Harrington has used technology to try and create a swing that allow him to play on at a high level for another five or six years as the sport takes its toll on his body.
It is a similar story for Woods, who has suffered knee and achilles tendon injuries over the past decade. Old school heroes such as Lee Trevino cannot understand why Woods would want to change a winning formula.
Trevino said: “You are winning six tournaments in a row, and then you are holding all four (major) trophies at one time, and then you change your swing. What the hell for? Who are you trying to beat, yourself? He succeeded. He beat himself. I don’t know how you do that.

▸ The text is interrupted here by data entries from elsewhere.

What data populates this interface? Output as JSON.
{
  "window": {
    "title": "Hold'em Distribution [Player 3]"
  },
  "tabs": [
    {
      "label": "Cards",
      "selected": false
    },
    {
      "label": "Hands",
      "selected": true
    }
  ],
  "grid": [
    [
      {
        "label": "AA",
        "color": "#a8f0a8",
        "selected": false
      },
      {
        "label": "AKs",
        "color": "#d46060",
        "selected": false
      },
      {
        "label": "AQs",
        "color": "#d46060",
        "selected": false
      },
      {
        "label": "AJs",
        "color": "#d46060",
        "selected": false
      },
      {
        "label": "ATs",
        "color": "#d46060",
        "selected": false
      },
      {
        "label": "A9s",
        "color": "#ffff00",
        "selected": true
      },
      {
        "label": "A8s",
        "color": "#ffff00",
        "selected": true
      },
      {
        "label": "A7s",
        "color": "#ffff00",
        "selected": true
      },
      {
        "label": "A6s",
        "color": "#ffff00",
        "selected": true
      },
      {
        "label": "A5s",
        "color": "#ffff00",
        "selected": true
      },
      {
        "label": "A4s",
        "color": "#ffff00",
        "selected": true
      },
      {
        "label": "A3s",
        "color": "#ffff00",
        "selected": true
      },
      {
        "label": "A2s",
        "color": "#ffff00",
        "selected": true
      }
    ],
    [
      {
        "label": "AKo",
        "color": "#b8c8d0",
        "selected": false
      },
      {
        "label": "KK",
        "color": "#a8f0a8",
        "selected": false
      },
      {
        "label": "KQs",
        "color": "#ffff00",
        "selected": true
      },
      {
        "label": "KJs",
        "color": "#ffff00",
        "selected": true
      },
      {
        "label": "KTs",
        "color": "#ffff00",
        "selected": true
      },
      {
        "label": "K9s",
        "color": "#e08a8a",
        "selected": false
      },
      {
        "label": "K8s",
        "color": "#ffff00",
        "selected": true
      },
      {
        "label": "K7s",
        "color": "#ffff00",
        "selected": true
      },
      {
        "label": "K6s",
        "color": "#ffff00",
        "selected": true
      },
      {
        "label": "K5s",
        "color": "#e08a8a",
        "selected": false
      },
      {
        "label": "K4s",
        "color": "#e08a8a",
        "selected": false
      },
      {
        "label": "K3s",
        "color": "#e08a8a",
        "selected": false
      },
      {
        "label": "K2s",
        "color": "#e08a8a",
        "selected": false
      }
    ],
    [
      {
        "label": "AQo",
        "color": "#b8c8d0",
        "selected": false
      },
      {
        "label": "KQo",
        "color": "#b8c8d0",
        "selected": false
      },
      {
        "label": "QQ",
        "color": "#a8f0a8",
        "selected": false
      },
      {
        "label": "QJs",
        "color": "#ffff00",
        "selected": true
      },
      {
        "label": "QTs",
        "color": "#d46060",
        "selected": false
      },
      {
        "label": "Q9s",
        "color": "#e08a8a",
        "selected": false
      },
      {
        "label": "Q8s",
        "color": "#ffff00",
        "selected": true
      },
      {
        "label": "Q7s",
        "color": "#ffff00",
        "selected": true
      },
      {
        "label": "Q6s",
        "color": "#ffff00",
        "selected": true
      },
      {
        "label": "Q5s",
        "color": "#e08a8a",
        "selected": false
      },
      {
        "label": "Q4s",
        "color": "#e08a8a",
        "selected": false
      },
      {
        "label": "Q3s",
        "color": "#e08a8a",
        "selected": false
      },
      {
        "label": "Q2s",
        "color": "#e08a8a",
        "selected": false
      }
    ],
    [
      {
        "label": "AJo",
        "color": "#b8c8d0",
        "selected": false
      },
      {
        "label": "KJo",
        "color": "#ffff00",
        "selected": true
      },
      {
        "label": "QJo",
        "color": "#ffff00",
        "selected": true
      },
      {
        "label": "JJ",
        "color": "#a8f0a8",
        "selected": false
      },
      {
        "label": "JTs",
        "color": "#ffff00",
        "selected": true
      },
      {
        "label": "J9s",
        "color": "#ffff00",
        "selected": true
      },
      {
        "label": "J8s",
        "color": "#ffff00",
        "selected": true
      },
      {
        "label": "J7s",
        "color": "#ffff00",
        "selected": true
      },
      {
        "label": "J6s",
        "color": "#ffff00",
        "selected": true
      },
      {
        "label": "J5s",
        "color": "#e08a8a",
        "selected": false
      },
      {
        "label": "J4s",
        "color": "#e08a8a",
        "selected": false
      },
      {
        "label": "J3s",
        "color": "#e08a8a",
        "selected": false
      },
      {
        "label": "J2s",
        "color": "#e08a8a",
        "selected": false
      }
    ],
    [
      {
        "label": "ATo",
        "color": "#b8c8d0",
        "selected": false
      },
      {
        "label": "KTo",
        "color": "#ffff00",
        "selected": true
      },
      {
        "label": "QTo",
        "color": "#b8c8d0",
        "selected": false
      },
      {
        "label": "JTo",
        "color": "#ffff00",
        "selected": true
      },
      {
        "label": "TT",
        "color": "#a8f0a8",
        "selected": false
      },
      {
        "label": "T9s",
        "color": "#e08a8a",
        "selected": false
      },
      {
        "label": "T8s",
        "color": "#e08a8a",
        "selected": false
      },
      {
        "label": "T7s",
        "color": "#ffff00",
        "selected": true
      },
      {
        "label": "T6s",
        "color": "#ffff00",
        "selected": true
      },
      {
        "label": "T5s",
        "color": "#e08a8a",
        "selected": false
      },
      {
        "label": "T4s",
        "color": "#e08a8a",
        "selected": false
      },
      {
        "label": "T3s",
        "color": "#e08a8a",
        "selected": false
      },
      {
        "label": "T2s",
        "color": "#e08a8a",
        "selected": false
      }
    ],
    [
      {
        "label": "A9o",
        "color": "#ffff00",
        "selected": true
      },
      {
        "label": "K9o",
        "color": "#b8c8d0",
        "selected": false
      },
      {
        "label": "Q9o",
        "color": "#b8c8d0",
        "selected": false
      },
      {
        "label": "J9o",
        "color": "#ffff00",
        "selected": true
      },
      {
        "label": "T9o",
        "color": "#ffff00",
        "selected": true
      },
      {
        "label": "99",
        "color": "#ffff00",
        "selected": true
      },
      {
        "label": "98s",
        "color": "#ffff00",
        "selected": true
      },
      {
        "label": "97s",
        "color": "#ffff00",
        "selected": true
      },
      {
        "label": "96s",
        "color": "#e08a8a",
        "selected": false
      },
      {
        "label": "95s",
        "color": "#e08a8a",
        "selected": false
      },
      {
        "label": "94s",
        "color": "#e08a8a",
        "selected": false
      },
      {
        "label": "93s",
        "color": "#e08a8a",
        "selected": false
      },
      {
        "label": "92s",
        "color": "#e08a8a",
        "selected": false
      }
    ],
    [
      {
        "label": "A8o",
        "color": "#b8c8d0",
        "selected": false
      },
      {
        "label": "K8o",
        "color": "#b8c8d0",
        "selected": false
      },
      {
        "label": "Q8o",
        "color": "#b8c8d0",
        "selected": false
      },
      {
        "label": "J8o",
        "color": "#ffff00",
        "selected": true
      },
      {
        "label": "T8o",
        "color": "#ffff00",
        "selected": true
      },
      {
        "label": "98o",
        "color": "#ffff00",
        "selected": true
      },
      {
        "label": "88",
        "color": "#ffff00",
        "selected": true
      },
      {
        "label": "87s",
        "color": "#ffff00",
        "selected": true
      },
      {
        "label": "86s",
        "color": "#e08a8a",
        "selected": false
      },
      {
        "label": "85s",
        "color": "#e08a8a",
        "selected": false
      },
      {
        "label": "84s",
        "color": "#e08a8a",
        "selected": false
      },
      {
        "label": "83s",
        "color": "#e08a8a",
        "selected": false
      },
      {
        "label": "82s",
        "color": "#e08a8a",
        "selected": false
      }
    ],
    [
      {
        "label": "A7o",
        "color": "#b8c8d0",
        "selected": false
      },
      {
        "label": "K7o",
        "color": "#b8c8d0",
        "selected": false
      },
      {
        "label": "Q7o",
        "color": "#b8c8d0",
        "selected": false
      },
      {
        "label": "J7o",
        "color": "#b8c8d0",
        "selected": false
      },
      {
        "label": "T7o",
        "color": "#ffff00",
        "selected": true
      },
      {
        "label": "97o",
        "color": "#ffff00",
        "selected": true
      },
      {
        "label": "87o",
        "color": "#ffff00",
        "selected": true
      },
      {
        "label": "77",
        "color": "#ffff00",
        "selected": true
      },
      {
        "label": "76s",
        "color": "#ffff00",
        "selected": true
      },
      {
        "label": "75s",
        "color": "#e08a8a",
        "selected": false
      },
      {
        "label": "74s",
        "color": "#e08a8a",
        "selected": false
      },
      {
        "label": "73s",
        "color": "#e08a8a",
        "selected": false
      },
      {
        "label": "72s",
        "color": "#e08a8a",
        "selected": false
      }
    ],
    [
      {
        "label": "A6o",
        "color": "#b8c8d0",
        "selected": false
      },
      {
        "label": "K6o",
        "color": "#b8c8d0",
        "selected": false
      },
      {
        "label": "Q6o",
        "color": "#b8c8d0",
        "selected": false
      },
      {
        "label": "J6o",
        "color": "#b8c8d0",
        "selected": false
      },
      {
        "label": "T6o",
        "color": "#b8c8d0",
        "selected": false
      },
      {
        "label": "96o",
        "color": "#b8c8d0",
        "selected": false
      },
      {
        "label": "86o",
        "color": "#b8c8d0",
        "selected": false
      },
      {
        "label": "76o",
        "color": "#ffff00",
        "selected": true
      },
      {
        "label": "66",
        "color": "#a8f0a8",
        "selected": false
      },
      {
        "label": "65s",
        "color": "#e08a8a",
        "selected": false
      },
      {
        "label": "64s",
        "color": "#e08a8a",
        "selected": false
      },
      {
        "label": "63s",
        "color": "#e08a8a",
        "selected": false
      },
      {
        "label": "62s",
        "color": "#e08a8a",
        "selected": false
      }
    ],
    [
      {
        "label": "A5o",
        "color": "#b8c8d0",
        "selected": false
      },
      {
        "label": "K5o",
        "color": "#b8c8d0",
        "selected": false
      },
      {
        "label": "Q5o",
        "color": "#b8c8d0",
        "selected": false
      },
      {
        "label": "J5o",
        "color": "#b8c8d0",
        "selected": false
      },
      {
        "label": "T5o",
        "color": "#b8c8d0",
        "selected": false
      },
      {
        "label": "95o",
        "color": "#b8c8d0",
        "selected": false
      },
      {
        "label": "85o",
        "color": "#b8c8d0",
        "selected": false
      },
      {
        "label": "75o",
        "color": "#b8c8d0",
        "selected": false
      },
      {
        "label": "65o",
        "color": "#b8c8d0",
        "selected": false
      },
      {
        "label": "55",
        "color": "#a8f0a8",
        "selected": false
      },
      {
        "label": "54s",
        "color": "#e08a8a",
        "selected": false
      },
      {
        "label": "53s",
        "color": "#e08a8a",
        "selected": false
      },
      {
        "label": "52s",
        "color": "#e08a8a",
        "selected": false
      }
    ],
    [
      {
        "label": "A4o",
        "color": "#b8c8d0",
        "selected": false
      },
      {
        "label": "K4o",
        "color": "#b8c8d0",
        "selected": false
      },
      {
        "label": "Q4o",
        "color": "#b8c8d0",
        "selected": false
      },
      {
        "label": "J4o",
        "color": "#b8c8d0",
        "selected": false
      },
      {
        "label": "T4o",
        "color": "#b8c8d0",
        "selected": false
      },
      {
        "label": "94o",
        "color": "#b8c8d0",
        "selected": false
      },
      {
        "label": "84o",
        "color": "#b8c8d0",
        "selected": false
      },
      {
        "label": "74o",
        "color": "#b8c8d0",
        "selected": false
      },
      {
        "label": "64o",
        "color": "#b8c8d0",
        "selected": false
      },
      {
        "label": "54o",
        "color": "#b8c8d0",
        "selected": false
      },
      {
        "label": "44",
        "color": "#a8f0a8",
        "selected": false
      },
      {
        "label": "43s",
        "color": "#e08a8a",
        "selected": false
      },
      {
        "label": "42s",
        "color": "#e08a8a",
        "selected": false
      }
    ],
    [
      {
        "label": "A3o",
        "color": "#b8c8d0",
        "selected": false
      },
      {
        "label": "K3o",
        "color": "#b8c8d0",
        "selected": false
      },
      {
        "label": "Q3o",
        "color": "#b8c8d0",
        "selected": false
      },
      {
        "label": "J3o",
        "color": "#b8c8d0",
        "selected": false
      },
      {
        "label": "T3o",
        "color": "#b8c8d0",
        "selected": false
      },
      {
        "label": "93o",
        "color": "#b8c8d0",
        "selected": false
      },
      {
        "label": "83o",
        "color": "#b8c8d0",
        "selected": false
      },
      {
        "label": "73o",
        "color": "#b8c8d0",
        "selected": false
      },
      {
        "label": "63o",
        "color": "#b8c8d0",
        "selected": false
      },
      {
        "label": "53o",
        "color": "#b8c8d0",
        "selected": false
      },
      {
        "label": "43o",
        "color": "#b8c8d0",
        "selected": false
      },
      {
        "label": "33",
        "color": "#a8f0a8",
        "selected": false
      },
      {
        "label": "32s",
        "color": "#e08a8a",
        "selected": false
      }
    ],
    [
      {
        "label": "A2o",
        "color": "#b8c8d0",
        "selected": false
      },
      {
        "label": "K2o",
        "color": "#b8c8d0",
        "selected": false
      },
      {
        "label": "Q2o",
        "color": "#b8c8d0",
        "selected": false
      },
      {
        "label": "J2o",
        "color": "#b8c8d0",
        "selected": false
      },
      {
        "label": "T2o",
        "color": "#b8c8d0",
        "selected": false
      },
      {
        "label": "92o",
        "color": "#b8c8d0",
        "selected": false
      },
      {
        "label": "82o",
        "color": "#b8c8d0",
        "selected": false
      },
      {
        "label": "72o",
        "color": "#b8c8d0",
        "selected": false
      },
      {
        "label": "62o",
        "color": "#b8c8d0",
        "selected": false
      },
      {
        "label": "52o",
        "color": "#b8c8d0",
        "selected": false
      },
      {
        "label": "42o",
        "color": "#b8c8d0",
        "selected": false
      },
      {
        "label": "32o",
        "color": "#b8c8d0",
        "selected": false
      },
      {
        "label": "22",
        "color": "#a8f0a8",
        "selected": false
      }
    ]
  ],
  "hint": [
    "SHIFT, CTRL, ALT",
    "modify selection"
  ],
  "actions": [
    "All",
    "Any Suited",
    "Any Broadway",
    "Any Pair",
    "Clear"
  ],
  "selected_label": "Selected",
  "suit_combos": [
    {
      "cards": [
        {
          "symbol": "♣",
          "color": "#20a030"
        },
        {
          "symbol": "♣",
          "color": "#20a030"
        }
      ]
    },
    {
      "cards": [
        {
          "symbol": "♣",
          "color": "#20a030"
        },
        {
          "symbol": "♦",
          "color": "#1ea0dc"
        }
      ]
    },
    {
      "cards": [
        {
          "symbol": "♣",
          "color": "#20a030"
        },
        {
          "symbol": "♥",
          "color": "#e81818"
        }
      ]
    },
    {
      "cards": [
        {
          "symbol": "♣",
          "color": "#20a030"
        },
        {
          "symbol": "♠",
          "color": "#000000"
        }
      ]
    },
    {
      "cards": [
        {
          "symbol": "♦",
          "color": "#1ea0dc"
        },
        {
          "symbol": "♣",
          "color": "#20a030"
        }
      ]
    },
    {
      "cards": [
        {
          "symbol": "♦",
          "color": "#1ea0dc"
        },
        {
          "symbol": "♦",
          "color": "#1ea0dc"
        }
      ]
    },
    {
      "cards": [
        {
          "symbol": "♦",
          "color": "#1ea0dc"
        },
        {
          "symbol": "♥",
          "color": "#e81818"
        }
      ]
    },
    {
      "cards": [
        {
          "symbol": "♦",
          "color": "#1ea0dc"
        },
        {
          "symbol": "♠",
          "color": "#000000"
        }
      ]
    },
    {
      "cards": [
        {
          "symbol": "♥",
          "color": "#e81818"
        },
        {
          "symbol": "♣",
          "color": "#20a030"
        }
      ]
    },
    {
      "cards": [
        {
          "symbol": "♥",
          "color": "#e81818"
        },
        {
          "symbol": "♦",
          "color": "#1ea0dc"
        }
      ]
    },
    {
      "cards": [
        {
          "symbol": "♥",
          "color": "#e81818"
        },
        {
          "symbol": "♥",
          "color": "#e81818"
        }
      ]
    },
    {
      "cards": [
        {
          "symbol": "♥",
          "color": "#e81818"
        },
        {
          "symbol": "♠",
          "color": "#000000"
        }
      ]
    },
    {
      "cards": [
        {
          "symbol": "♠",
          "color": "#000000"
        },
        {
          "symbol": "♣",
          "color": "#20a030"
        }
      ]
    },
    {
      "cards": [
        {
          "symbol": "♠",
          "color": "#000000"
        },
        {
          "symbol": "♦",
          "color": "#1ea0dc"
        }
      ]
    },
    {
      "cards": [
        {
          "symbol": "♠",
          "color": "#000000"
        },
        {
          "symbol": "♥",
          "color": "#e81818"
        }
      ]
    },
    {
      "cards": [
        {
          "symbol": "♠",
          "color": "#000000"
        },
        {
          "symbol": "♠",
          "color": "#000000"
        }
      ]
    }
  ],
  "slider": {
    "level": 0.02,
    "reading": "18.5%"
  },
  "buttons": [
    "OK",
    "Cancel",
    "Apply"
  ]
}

“Tiger is very dedicated to the game. He has a passion for it. I had the same thing, but I never changed my swing. My passion was getting a lot of confidence. My confidence came from out of ground. The more I practised, the more confidence I got.
“And Tiger maybe gets bothered practicing the same way all the time, wants to try something else. He has just tried too many things.”
Everyone has an opinion and while TV commentator with former major winner Johnny Miller doubts that Woods will get back to his best, comparing his decline to the fall of the famously unstable former heavyweight champion Mike Tyson.
Woods has never liked Miller, one of his most vociferous critics, and has more respect for Jack Nicklaus, the man whose record of 18 major wins he has made it his life’s ambition to beat.
Asked if he felt Miller was wrong to compare him to Tyson, Woods provoked some laughter in the press corp this week when he said: “Well, I don’t think I’m as big as he is.”
Then he added: “No, but that’s Johnny being Johnny, and making statements like that, I think he’s done that before in the past, hasn’t he. Everyone is entitled to their opinion, and he has his, which is a lot.”
Nicklaus said at last week’s Honda Classic that he still expects Woods to go on and set a new record of 19 major wins.
That’s the kind of talk Woods like to hear. After all, the words are coming from the man who failed to win for the first time in his career in 1979 but then reworked his swing and came back to win the US Open and the US PGA the following year.
“It’s nice to have Jack say that,” Woods said. “That’s something that is very humbling. I respect the heck out of Jack, and what he’s done and the person he is. And for him to still believe that I can still play top notch golf it certainly is a confidence booster, there’s no doubt. He turned it around, and in 1980 he did pretty good, [winning] a couple majors.”